The insurance company proceeded to take back the money it paid me for performing the root canal. IT GETS BETTER! They took the money out of a bulk check paid on other claims for other patients! Informing the patient and I that this was done because the tooth needed retreated! This is outrageous. They are implying all sorts of things they have no business commenting about. If they choose not to pay for retreatment, that's their choice. Why the tooth needs retreated and if any monetary compensation should be adjusted is definitely between the dentist, patient, and the specialist.

Moving along. The King in the above episode had another idea. He observed that his subjects were raising a ruckus about the premiums that they had to pay for medical and dental care. He again approached the wise wizard. He explained the problem and the wizard thought long and hard. He had to consult with the wicked witch of the big white house (she had been busy dabbling in commodity futures and real estate and it was difficult to get her attention) but finally he came up with another magical triad of letters, PPO. (This came to be known as, People to P*** On-----(fairy tales cannot use such words).

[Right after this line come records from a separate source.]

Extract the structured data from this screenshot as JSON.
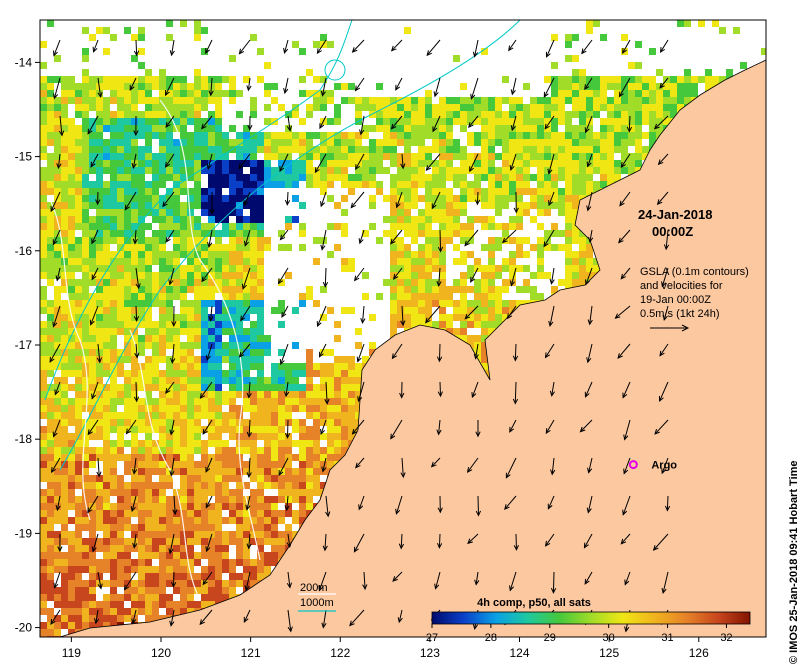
{
  "chart_data": {
    "type": "heatmap",
    "title": "",
    "x_ticks": [
      "119",
      "120",
      "121",
      "122",
      "123",
      "124",
      "125",
      "126"
    ],
    "y_ticks": [
      "-14",
      "-15",
      "-16",
      "-17",
      "-18",
      "-19",
      "-20"
    ],
    "x_range": [
      118.65,
      126.75
    ],
    "y_range": [
      -20.1,
      -13.55
    ],
    "x_tick_values": [
      119,
      120,
      121,
      122,
      123,
      124,
      125,
      126
    ],
    "y_tick_values": [
      -14,
      -15,
      -16,
      -17,
      -18,
      -19,
      -20
    ],
    "colorbar": {
      "title": "4h comp, p50, all sats",
      "ticks": [
        "27",
        "28",
        "29",
        "30",
        "31",
        "32"
      ],
      "tick_values": [
        27,
        28,
        29,
        30,
        31,
        32
      ],
      "range": [
        27,
        32.4
      ],
      "colors": [
        "#000a6e",
        "#0a40c8",
        "#0aa0e6",
        "#1ec8a0",
        "#46c83c",
        "#a0dc28",
        "#f0e614",
        "#f0b41e",
        "#e68228",
        "#c8461e",
        "#821400"
      ]
    },
    "land_color": "#fcc8a0",
    "date_label_line1": "24-Jan-2018",
    "date_label_line2": "00:00Z",
    "gsla_note": [
      "GSLA (0.1m contours)",
      "and velocities for",
      "19-Jan 00:00Z",
      "0.5m/s (1kt 24h)"
    ],
    "marker_label": "Argo",
    "marker_lon": 125.27,
    "marker_lat": -18.27,
    "marker_color": "#e600e6",
    "contour_legend": [
      "200m",
      "1000m"
    ],
    "contour_color": "#00c8c8",
    "credit": "© IMOS 25-Jan-2018 09:41 Hobart Time"
  }
}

This was truly a plan that would insure profits for him. Heck, he could probably buy ALL the golf courses in North Carolina. He could offer the subjects a plan that would cost them less, he would make the same profit, and the isolated dentists trembling in fear of having no patients to rob, would assume most of the risk and gladly cut their salaries by 90%. The only thing that troubled the rich King was he would have no golfing partners because all the dentists would be working 100 hours a week to pay off their dental school debts. The other problem would be that there would not ever be any retired dentists to play golf with. He enjoyed playing against them for they were always easy to beat and would foolishly wager with him on each hole.

Well, bottom line: What constructive ideas do I have about insurance reform? Here is my list:

The real bottom line is that, for dentistry, not necessarily medicine, employers should be using direct reimbursement plans. Why have the middle man make a profit? They can control the risk totally with co-pays and yearly maximums.